Friday 27 September 2013

Mind blowing...

First a quick welcome to the new PRiDA students for this year...welcome to the module and this blog, I hope it proves interesting, useful and inspiring.

And we hit the ground running with an excellent example of crisis management and 'activism' from this week's news. Asda and Tesco have both issued apologies and withdrawn similar 'Mental Patient' and 'Psycho Ward' Halloween costumes after a furore about the portrayal of people with mental health issues.

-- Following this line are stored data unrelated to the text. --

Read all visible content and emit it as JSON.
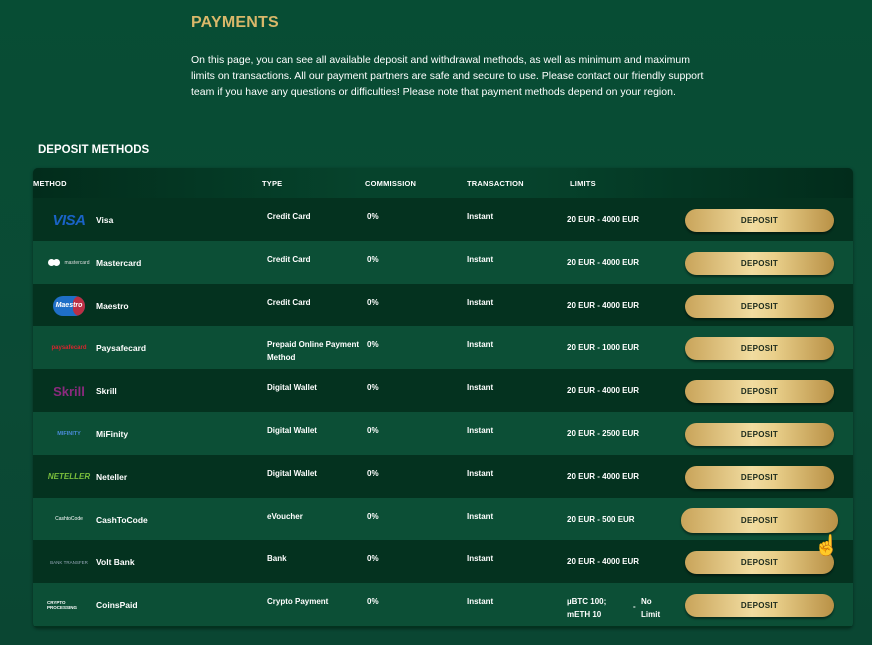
{
  "page": {
    "title": "PAYMENTS",
    "intro": "On this page, you can see all available deposit and withdrawal methods, as well as minimum and maximum limits on transactions. All our payment partners are safe and secure to use. Please contact our friendly support team if you have any questions or difficulties! Please note that payment methods depend on your region.",
    "section_title": "DEPOSIT METHODS"
  },
  "table": {
    "headers": {
      "method": "METHOD",
      "type": "TYPE",
      "commission": "COMMISSION",
      "transaction": "TRANSACTION",
      "limits": "LIMITS"
    },
    "button_label": "DEPOSIT",
    "rows": [
      {
        "name": "Visa",
        "type": "Credit Card",
        "commission": "0%",
        "transaction": "Instant",
        "limits": "20 EUR  -  4000 EUR",
        "logo": "VISA"
      },
      {
        "name": "Mastercard",
        "type": "Credit Card",
        "commission": "0%",
        "transaction": "Instant",
        "limits": "20 EUR  -  4000 EUR",
        "logo": "mastercard"
      },
      {
        "name": "Maestro",
        "type": "Credit Card",
        "commission": "0%",
        "transaction": "Instant",
        "limits": "20 EUR  -  4000 EUR",
        "logo": "Maestro"
      },
      {
        "name": "Paysafecard",
        "type": "Prepaid Online Payment Method",
        "commission": "0%",
        "transaction": "Instant",
        "limits": "20 EUR  -  1000 EUR",
        "logo": "paysafecard"
      },
      {
        "name": "Skrill",
        "type": "Digital Wallet",
        "commission": "0%",
        "transaction": "Instant",
        "limits": "20 EUR  -  4000 EUR",
        "logo": "Skrill"
      },
      {
        "name": "MiFinity",
        "type": "Digital Wallet",
        "commission": "0%",
        "transaction": "Instant",
        "limits": "20 EUR  -  2500 EUR",
        "logo": "MIFINITY"
      },
      {
        "name": "Neteller",
        "type": "Digital Wallet",
        "commission": "0%",
        "transaction": "Instant",
        "limits": "20 EUR  -  4000 EUR",
        "logo": "NETELLER"
      },
      {
        "name": "CashToCode",
        "type": "eVoucher",
        "commission": "0%",
        "transaction": "Instant",
        "limits": "20 EUR  -  500 EUR",
        "logo": "CashtoCode"
      },
      {
        "name": "Volt Bank",
        "type": "Bank",
        "commission": "0%",
        "transaction": "Instant",
        "limits": "20 EUR  -  4000 EUR",
        "logo": "BANK TRANSFER"
      },
      {
        "name": "CoinsPaid",
        "type": "Crypto Payment",
        "commission": "0%",
        "transaction": "Instant",
        "limits": "",
        "limit_min": "µBTC 100; mETH 10",
        "limit_sep": "-",
        "limit_max": "No Limit",
        "logo": "CRYPTO PROCESSING"
      }
    ]
  },
  "colors": {
    "accent_gold": "#d9b86a",
    "background": "#074d34"
  }
}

Failing to consider each and every aspect of their value chain in the context of modern (and much more open) attitudes to mental health, both supermarkets missed the PR timebomb that was ticking in their aisles.
While both supermarkets were quick to respond with abject apologies and sizeable donations to the mental health charity, Mind, this was an exercise in damage limitation as the 'unacceptable error' was broadcast on TV news, radio news, newspapers and, of course, the internet. A better PR approach would have been to spot the issue before the products even got to the shelves, emphasising how PR should be embedded at every level of an organisation.

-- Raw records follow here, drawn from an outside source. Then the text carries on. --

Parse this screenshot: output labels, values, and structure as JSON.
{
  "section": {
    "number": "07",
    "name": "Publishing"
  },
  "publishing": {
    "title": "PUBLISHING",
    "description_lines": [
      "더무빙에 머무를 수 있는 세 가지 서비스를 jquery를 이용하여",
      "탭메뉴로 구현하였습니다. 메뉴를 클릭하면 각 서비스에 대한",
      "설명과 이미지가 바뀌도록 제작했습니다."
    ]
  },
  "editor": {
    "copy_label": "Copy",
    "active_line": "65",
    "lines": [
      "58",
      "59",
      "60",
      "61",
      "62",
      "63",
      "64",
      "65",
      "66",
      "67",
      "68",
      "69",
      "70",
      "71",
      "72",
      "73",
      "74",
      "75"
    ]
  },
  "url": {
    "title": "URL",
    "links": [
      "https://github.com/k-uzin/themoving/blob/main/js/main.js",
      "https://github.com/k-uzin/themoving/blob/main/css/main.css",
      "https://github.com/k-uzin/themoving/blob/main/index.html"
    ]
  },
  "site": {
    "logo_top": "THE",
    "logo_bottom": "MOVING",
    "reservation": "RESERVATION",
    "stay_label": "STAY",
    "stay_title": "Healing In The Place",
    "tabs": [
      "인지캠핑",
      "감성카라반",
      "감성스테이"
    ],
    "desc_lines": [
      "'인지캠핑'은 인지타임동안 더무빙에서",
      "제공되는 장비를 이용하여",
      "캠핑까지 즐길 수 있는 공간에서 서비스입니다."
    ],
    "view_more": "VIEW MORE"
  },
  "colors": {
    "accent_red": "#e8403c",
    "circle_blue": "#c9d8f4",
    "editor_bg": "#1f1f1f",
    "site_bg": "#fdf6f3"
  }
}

Meanwhile Mind have made the most of the supermarkets' blunder: with credible, qualified speakers on news broadcasts across the UK, great quotes in news articles, and the support of well-known public figures affected by mental health issues themselves. Stan Collymore, Alistair Campbell and others tweeted and issued statements - and every communication serves to reduce the stigma of mental health a step further.

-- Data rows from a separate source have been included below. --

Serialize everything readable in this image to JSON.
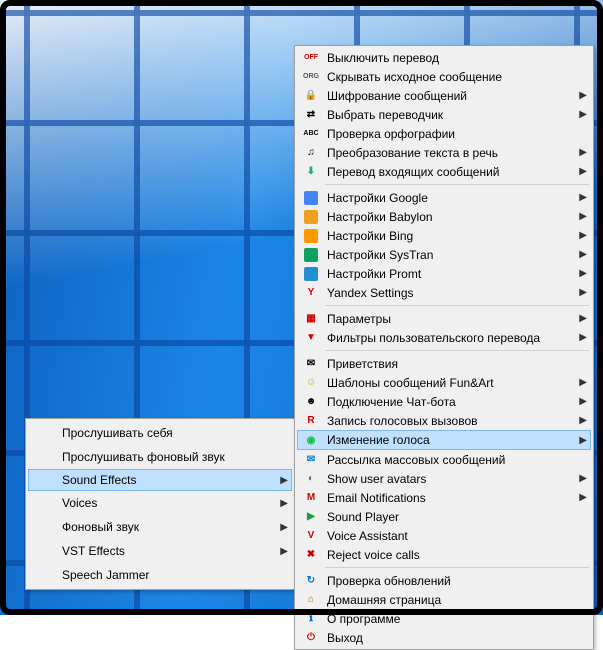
{
  "leftMenu": {
    "highlightedIndex": 2,
    "items": [
      {
        "label": "Прослушивать себя",
        "icon": "listen-self-icon",
        "sub": false
      },
      {
        "label": "Прослушивать фоновый звук",
        "icon": "listen-bg-icon",
        "sub": false
      },
      {
        "label": "Sound Effects",
        "icon": "sound-effects-icon",
        "sub": true
      },
      {
        "label": "Voices",
        "icon": "voices-icon",
        "sub": true
      },
      {
        "label": "Фоновый звук",
        "icon": "bg-sound-icon",
        "sub": true
      },
      {
        "label": "VST Effects",
        "icon": "vst-effects-icon",
        "sub": true
      },
      {
        "label": "Speech Jammer",
        "icon": "speech-jammer-icon",
        "sub": false
      }
    ]
  },
  "rightMenu": {
    "highlightedIndex": 19,
    "groups": [
      [
        {
          "label": "Выключить перевод",
          "icon": "off-icon",
          "sub": false,
          "glyph": "OFF",
          "color": "#d60000"
        },
        {
          "label": "Скрывать исходное сообщение",
          "icon": "org-icon",
          "sub": false,
          "glyph": "ORG",
          "color": "#555"
        },
        {
          "label": "Шифрование сообщений",
          "icon": "encrypt-icon",
          "sub": true,
          "glyph": "🔒",
          "color": "#b08000"
        },
        {
          "label": "Выбрать переводчик",
          "icon": "switch-icon",
          "sub": true,
          "glyph": "⇄",
          "color": "#000"
        },
        {
          "label": "Проверка орфографии",
          "icon": "spell-icon",
          "sub": false,
          "glyph": "ABC",
          "color": "#000"
        },
        {
          "label": "Преобразование текста в речь",
          "icon": "tts-icon",
          "sub": true,
          "glyph": "♫",
          "color": "#000"
        },
        {
          "label": "Перевод входящих сообщений",
          "icon": "incoming-icon",
          "sub": true,
          "glyph": "⬇",
          "color": "#2a8"
        }
      ],
      [
        {
          "label": "Настройки Google",
          "icon": "google-icon",
          "sub": true,
          "bg": "#4285f4"
        },
        {
          "label": "Настройки Babylon",
          "icon": "babylon-icon",
          "sub": true,
          "bg": "#f0a020"
        },
        {
          "label": "Настройки Bing",
          "icon": "bing-icon",
          "sub": true,
          "bg": "#ff9900"
        },
        {
          "label": "Настройки SysTran",
          "icon": "systran-icon",
          "sub": true,
          "bg": "#10a060"
        },
        {
          "label": "Настройки Promt",
          "icon": "promt-icon",
          "sub": true,
          "bg": "#2090d0"
        },
        {
          "label": "Yandex Settings",
          "icon": "yandex-icon",
          "sub": true,
          "glyph": "Y",
          "color": "#d00000"
        }
      ],
      [
        {
          "label": "Параметры",
          "icon": "params-icon",
          "sub": true,
          "glyph": "▦",
          "color": "#d00000"
        },
        {
          "label": "Фильтры пользовательского перевода",
          "icon": "filters-icon",
          "sub": true,
          "glyph": "▼",
          "color": "#d00000"
        }
      ],
      [
        {
          "label": "Приветствия",
          "icon": "greetings-icon",
          "sub": false,
          "glyph": "✉",
          "color": "#000"
        },
        {
          "label": "Шаблоны сообщений Fun&Art",
          "icon": "funart-icon",
          "sub": true,
          "glyph": "☺",
          "color": "#e0a000"
        },
        {
          "label": "Подключение Чат-бота",
          "icon": "chatbot-icon",
          "sub": true,
          "glyph": "☻",
          "color": "#000"
        },
        {
          "label": "Запись голосовых вызовов",
          "icon": "record-icon",
          "sub": true,
          "glyph": "R",
          "color": "#d00000"
        },
        {
          "label": "Изменение голоса",
          "icon": "voicechg-icon",
          "sub": true,
          "glyph": "◉",
          "color": "#10c040"
        },
        {
          "label": "Рассылка массовых сообщений",
          "icon": "massmsg-icon",
          "sub": false,
          "glyph": "✉",
          "color": "#0080d0"
        },
        {
          "label": "Show user avatars",
          "icon": "avatars-icon",
          "sub": true,
          "glyph": "◐",
          "color": "#666"
        },
        {
          "label": "Email Notifications",
          "icon": "email-icon",
          "sub": true,
          "glyph": "M",
          "color": "#d00000"
        },
        {
          "label": "Sound Player",
          "icon": "player-icon",
          "sub": false,
          "glyph": "▶",
          "color": "#10a040"
        },
        {
          "label": "   Voice Assistant",
          "icon": "voiceasst-icon",
          "sub": false,
          "glyph": "V",
          "color": "#d00000"
        },
        {
          "label": "   Reject voice calls",
          "icon": "reject-icon",
          "sub": false,
          "glyph": "✖",
          "color": "#d00000"
        }
      ],
      [
        {
          "label": "Проверка обновлений",
          "icon": "update-icon",
          "sub": false,
          "glyph": "↻",
          "color": "#0070d0"
        },
        {
          "label": "Домашняя страница",
          "icon": "home-icon",
          "sub": false,
          "glyph": "⌂",
          "color": "#b07000"
        },
        {
          "label": "О программе",
          "icon": "about-icon",
          "sub": false,
          "glyph": "ℹ",
          "color": "#0070d0"
        },
        {
          "label": "Выход",
          "icon": "exit-icon",
          "sub": false,
          "glyph": "⏻",
          "color": "#d00000"
        }
      ]
    ]
  }
}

Even better, ordinary people who are affected by mental health issues took to twitter and published photos of them looking, well, ordinary, with hashtag 'my #mentalhealth outfit for the day'. 
Effectively 'newsjacking' Asda and Tesco's mistake, Mind have snowballed national outcry at such insensitivity to mental heath to promote their agenda and raise awareness of the continuing stigma and misperceptions of mental health. For little or no cost, the charity has 'earned' millions of pounds worth of column inches and the airwaves, and a significant chunk of the twittersphere, to help achieve their overall aim of destigmatising mental health. And that, my friends, is the beauty of PR.

Friday 13 September 2013

Public Relations: the champion or slayer of democracy?

Has PR 'revived' democracy?

On PRiDA we talk a great deal about the role of social media in promoting democracy: stimulating public lobbying, raising awareness of issues and being the driving force behind much of the Arab Spring - eventually leading to some governments blocking Facebook and Twitter.

However this article by Kent (2013) (if you have UWE access) argues that PR practitioners fail to use these media to promote dialogue and democracy, and indeed their overuse of one-way comms could be stifling democracy. Kent claims that "connectivity to our "friends" on social media comes at the expense of isolation from our fellow human beings who live next door or down the hall".

Interestingly, Emily Bell on Radio 4 this week would argue the opposite.

I also argue that PR practioners even actively undermine democracy with private lobbying - using money and connections to have a quiet word in the ear of influential politicians... So obviously, social media are tools that could be used better by many mainstream practitioners, but charities and campaigning organisations may be much better at using social media for public lobbying and rebalancing the influence of the people with power and money - for instance campaigners such as Surfers Against Sewage using Facebook and this app.

So while social media may be great for the voice of the people, PR practioners could often be accused of doing the opposite, according to Kent.